Comprehensive Guide On Bokeh Scatter Plot

Scatter plots are highly important charts in data science. If you are good at creating good scatter plots then you can discover important insights from your data.

In this article, we will use Bokeh to create scatter plots using a sales dataset. Bokeh is a modern, feature-rich, and easy-to-use Python library for data visualization.

I urge you to run the code alongside this tutorial and I am sure you will become a master at making scatter plots with Bokeh.

Import a sales dataset as a Pandas dataframe

Let’s import a sales dataset that we will use to create scatter plots using Bokeh and Python. You can download the dataset from Kaggle and keep the CSV file in your working directory.

import pandas as pd
# read data from CSV file
df = pd.read_csv("department_store_dataset.csv")
df.head()
indexSellerDepartmentRevenueRevenue_GoalMarginMargin_GoalDateSales_QuantityCustomers
0Letícia NascimentoEletrônicos6139.411857.660.140.182017-01-0150213
1Ana SousaEletrônicos7044.965236.010.30.172017-01-0152256
2Gustavo MartinsEletrônicos4109.851882.470.140.22017-01-0133189
3Beatriz SantosVestuário315.32069.080.20.172017-01-0126
4Camila LimaVestuário1672.333587.070.240.142017-01-011250

Data description

  • Seller: Salesperson’s name.
  • Department: Department to which the salesperson belongs.
  • Revenue: Revenue generated by the salesperson on the respective day.
  • Revenue Goal: Salesperson’s revenue goal for the respective day.
  • Margin: Gross profit margin achieved by the salesperson on the respective day.
  • Margin Goal: Salesperson’s profit margin goal for the respective day.
  • Date: Date on which the sales were recorded.
  • Sales Quantity: Number of customers who actually made a purchase.
  • Customers: Total number of customers served.

Bokeh scatter plot from dataframe

Let’s create a simple scatter plot from a pandas dataframe using Bokeh. I will create a plot between ‘Revenue’ and ‘Sales_Quantity’ metrics.

First import some important functions from Bokeh.

from bokeh.plotting import figure, show
from bokeh.io import output_notebook

This line below is needed for the plot to appear in a Jupyter Notebook or Google Colab.

output_notebook()
p = figure()

# add a scatter renderer
p.circle(df['Revenue'], df['Sales_Quantity'])

# display the scatter chart
show(p)
Bokeh scatter plot from dataframe

Bokeh generates interactive visuals, permitting zooming in, zooming out, and other features, which can be quite useful while exploring patterns in data.

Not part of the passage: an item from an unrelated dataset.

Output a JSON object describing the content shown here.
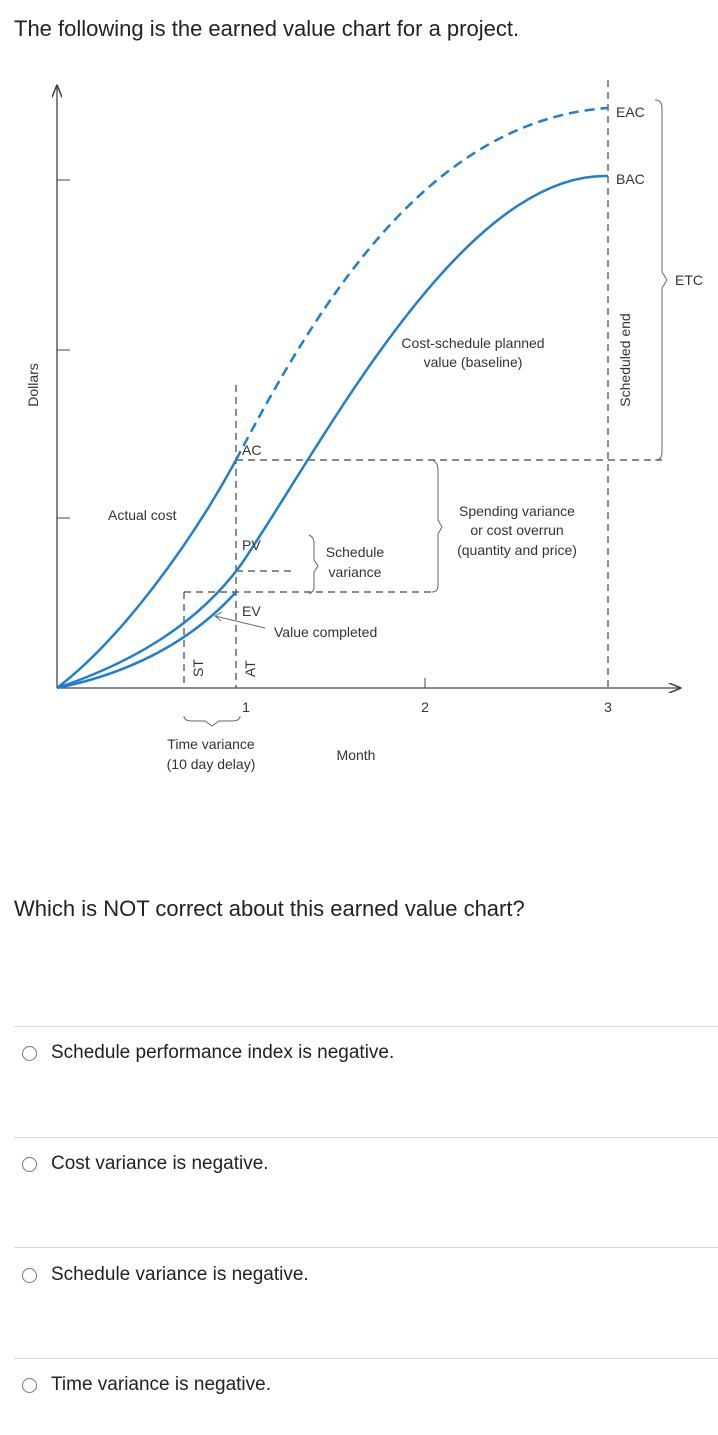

Change Bokeh scatter plot size

We can easily alter the width and height of the chart canvas by using the figure() method.

# change chart size
p = figure(width=400, height=400)

p.circle(df['Revenue'], df['Sales_Quantity'])

# display the scatter chart
show(p)
Change Bokeh scatter plot size

Add Bokeh scatter plot title and axes labels

As you can see, we don’t have any title for the scatter plot and there are no axes labels as well. So, let’s add these elements to our scatter chart.

# add plot title and axis labels
p = figure(title = "Revenue and Sales Quantity Scatter Plot",
           x_axis_label = 'Revenue',
           y_axis_label = 'Sales_Quantity',
           width=400, 
           height=400)

p.circle(df['Revenue'], df['Sales_Quantity'])

show(p)
Add Bokeh scatter plot title and axes labels

Change marker size and transparency of Bokeh scatter plot

The size attribute specifies the size of the markers and alpha controls the transparency of the markers.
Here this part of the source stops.